Feasibility Analysis compares major alternative solution approaches to determine whether each approach could achieve desired results and which approach is most economically effective. While Return on Investment (ROI) should be calculated at various key points throughout a project to make sure the project still is worth doing, most projects calculate ROI only once if at all, at the very beginning during Feasibility Analysis.

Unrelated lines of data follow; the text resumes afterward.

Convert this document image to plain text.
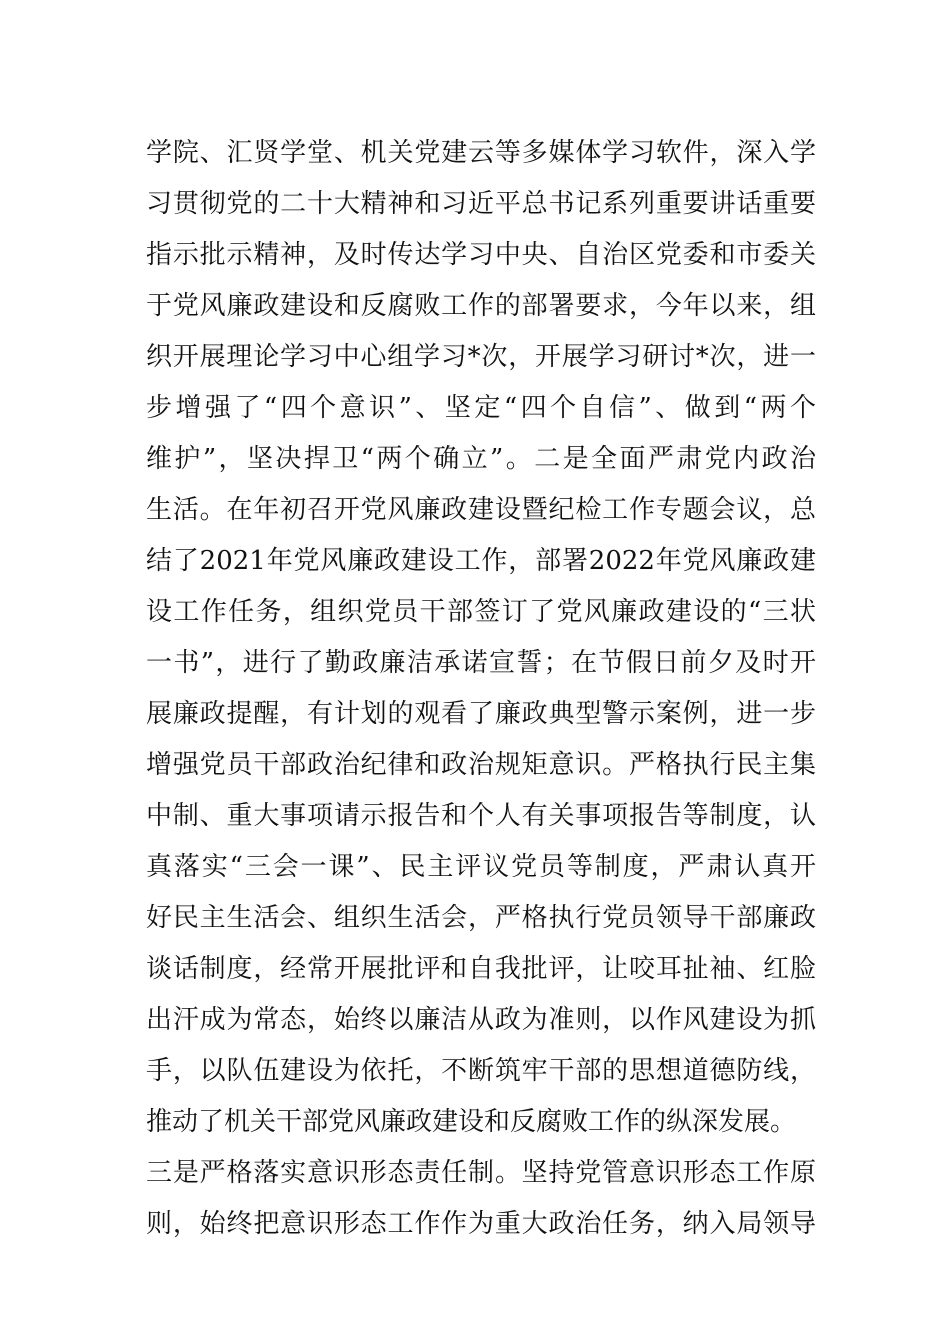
学院、汇贤学堂、机关党建云等多媒体学习软件，深入学
习贯彻党的二十大精神和习近平总书记系列重要讲话重要
指示批示精神，及时传达学习中央、自治区党委和市委关
于党风廉政建设和反腐败工作的部署要求，今年以来，组
织开展理论学习中心组学习*次，开展学习研讨*次，进一
步增强了“四个意识”、坚定“四个自信”、做到“两个
维护”，坚决捍卫“两个确立”。二是全面严肃党内政治
生活。在年初召开党风廉政建设暨纪检工作专题会议，总
结了2021年党风廉政建设工作，部署2022年党风廉政建
设工作任务，组织党员干部签订了党风廉政建设的“三状
一书”，进行了勤政廉洁承诺宣誓；在节假日前夕及时开
展廉政提醒，有计划的观看了廉政典型警示案例，进一步
增强党员干部政治纪律和政治规矩意识。严格执行民主集
中制、重大事项请示报告和个人有关事项报告等制度，认
真落实“三会一课”、民主评议党员等制度，严肃认真开
好民主生活会、组织生活会，严格执行党员领导干部廉政
谈话制度，经常开展批评和自我批评，让咬耳扯袖、红脸
出汗成为常态，始终以廉洁从政为准则，以作风建设为抓
手，以队伍建设为依托，不断筑牢干部的思想道德防线，
推动了机关干部党风廉政建设和反腐败工作的纵深发展。
三是严格落实意识形态责任制。坚持党管意识形态工作原
则，始终把意识形态工作作为重大政治任务，纳入局领导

Regardless whether it's conducted explicitly, every project includes a Feasibility Analysis phase, because that's when the project management life cycle Initiation, Planning, and Organization phases occur. This phase defines the project and sets its budget and schedule. Impossible budgets and schedules usually result and destine a project to fail when Feasibility Analysis is done implicitly, unconsciously, and inadequately.
A main project-dooming cause of inadequate feasibility analysis stems from failing first to discover the top-level REAL business requirements that provide value when met. Each alternative approach's feasibility should be evaluated with respect to its ability and cost to meet those REAL business requirements. During the later Systems (or Requirements) Analysis phase, the top-level business requirements are driven down to detail, which then becomes the basis for high- and low-levels of System Design.
However, most projects fail to adequately identify the business requirements. Instead, they start with the high-level design of the product, system, or software they expect to create and thus have no meaningful basis for assuring it will provide value, let alone reliably measuring its financial ROI. Such projects invariably suffer extensive creep in order to fix inevitable functional shortcomings, which in turn lead to budget and schedule overruns.
In addition, as commonly carried out, projects following various iterative development methodologies generally suffer from a second Feasibility Analysis phase form of inadequacy. When used effectively, such methodologies perform overall product planning during Feasibility Analysis to identify and sequence the requirements, design, and development iterations needed.
In contrast, most iterative development simply plunges into coding pieces of the product without suitable prior planning to determine what pieces are needed, how they will fit together, and what the most appropriate sequence is for creating and integrating them. By not taking advantage of the Feasibility Analysis phase, time-consuming and expensive excessive iterations often are needed to correct architectural shortcoming.
Life cycles are defined to help one succeed, not to create a mass of bureaucratic busywork. Using the life cycle to guide one's work, when applied in an informed and flexible manner, indeed can increase chances of success.